In a 6-inch round cake pan (or cheesecake pan), place each vegetable in a single, overlapping layer, topping each layer with some of the parmesan, goat cheese, sea salt and pepper. (Not too much salt!) Use eggplant as the first layer, then layer half of the zucchini and onions, then all of the red peppers, all of the yellow peppers. Then the remaining zucchini and onions, and finish with the remaining eggplant. (The order of these layers really doesn’t matter that much so if you mess up don’t worry about it.)
Cover the top of the vegetables with parchment paper and top with a 6-inch flat disk (who has a 6-inch flat disk? Not me….so just put something heavy on top of the parchment paper that will press the vegetables together. This could be a bowl, plate, marbles? just put something that is heavy enough to apply pressure.) Place on a baking sheet (oil WILL leak out) and chill in the refrigerator for a minimum of 2 hours (but it can remain in the fridge for up to 24 hours). Remove from the fridge and drain the liquids. Transfer to a serving platter and allow it to come up to room temperature. Take a sip of wine and serve! Enjoy!
Hot summer days call for cold refreshing soup! I first made this soup for guests at a 4th of July party and it was met with much fanfare. My second time making it I added a bit of hot sauce. This soup is fast and easy to make as it only involves chopping vegetables and putting ingredients into a blender. This particular gazpacho recipe is based on Jose Andres’ recipe, which he credits his wife Patricia for coming up with. Earlier this summer I was at the Aspen Food and Wine Festival and watched Jose make this in a cooking demo. The recipe is also featured in his cookbook Made In Spain. The only difference between the original recipe and mine is that I added flat leaf parsley and a few drops of hot sauce. I also chopped the cucumber (to provide more crunch) instead of the suggested cucumber ribbons. Keeping with the spanish theme we drank this with a glass of Malbec. Enjoy!
(For the soup)
- 1 Cucumber chopped
- 1 Green Bell Pepper chopped
- 3 lbs ripe Roma Tomatoes chopped
- 2 cloves of Garlic
- 1/3 cup parsley chopped
- 2 cups of Water
- 1/4 cup of Sherry Vinegar
- 1/4 cup Oloroso Sherry
- 3/4 cup Extra Virgin olive oil
- Hot Sauce (at your discretion!)
(For the garnish)
- Garlic Croutons
- Parsley leaves
- Extra Virgin olive oil for drizzling
- 1/2 cucumber diced
- cherry tomatoes halved
- Sea Salt to taste
Chop the cucumber (for the soup), green bell pepper, and tomatoes. Add the chopped ingredients along with the garlic, parsley, water, sherry vinegar, Oloroso sherry, olive oil and hot sauce (don’t add too much as you can always add more later after tasting) to the blender. Blend until all of the are well combined and the soup looks like a puree. You should keep the blender on for a minimum of 2 minutes. Transfer the soup to a serving bowl or as I used a glass vase (it looks pretty when you pour the soup out of a glass vase) and refrigerate for at least 45 minutes.

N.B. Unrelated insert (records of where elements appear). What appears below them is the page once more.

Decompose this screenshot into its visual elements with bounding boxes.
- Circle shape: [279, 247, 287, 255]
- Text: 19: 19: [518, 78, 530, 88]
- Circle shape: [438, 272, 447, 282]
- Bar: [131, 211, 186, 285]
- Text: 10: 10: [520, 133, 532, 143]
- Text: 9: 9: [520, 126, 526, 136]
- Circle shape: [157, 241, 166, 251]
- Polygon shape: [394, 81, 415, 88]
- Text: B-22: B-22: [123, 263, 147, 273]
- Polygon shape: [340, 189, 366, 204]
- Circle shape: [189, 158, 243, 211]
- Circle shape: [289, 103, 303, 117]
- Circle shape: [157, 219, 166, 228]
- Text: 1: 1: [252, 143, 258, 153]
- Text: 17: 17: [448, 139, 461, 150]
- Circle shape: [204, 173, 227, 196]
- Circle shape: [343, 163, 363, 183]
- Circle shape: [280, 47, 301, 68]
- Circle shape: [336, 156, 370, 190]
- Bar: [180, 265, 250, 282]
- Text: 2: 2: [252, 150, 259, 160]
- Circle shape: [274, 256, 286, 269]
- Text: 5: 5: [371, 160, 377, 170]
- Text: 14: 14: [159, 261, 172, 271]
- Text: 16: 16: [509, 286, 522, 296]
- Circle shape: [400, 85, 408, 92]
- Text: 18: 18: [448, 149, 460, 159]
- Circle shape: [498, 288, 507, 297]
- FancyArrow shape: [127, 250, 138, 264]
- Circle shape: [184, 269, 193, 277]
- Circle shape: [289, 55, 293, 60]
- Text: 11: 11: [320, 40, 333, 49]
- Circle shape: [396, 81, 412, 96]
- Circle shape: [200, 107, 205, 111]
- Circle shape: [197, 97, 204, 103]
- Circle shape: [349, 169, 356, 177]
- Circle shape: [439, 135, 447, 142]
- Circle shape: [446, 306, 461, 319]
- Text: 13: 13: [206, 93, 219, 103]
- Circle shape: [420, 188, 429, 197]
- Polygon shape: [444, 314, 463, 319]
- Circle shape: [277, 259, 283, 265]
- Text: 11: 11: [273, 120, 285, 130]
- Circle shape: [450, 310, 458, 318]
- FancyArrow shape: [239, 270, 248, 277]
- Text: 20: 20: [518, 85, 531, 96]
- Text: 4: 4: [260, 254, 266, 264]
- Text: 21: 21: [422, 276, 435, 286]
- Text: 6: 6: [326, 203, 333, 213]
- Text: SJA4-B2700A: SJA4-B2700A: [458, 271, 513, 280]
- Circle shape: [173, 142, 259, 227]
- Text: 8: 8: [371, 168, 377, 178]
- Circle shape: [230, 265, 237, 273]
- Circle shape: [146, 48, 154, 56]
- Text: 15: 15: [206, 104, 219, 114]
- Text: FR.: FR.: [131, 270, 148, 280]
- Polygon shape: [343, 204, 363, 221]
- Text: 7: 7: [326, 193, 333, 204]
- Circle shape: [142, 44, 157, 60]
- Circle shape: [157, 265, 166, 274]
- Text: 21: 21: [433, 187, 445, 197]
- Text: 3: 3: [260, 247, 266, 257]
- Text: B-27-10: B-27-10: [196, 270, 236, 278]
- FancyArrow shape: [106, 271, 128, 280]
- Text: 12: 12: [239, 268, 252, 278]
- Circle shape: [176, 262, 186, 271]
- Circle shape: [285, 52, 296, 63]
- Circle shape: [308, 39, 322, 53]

To prepare the garnish place 4-5 croutons in each bowl. Add halved cherry tomatoes, parsley leaves and diced cucumber.
Once the soup has chilled you are ready to serve! Pour the soup onto of the garnish into the bowls. Again pouring out of a glass vase adds a nice touch but is certainly not required.
Drizzle olive oil over the top of each bowl and add sea salt to taste. Take a sip of Malbec and enjoy your refreshing gazpacho!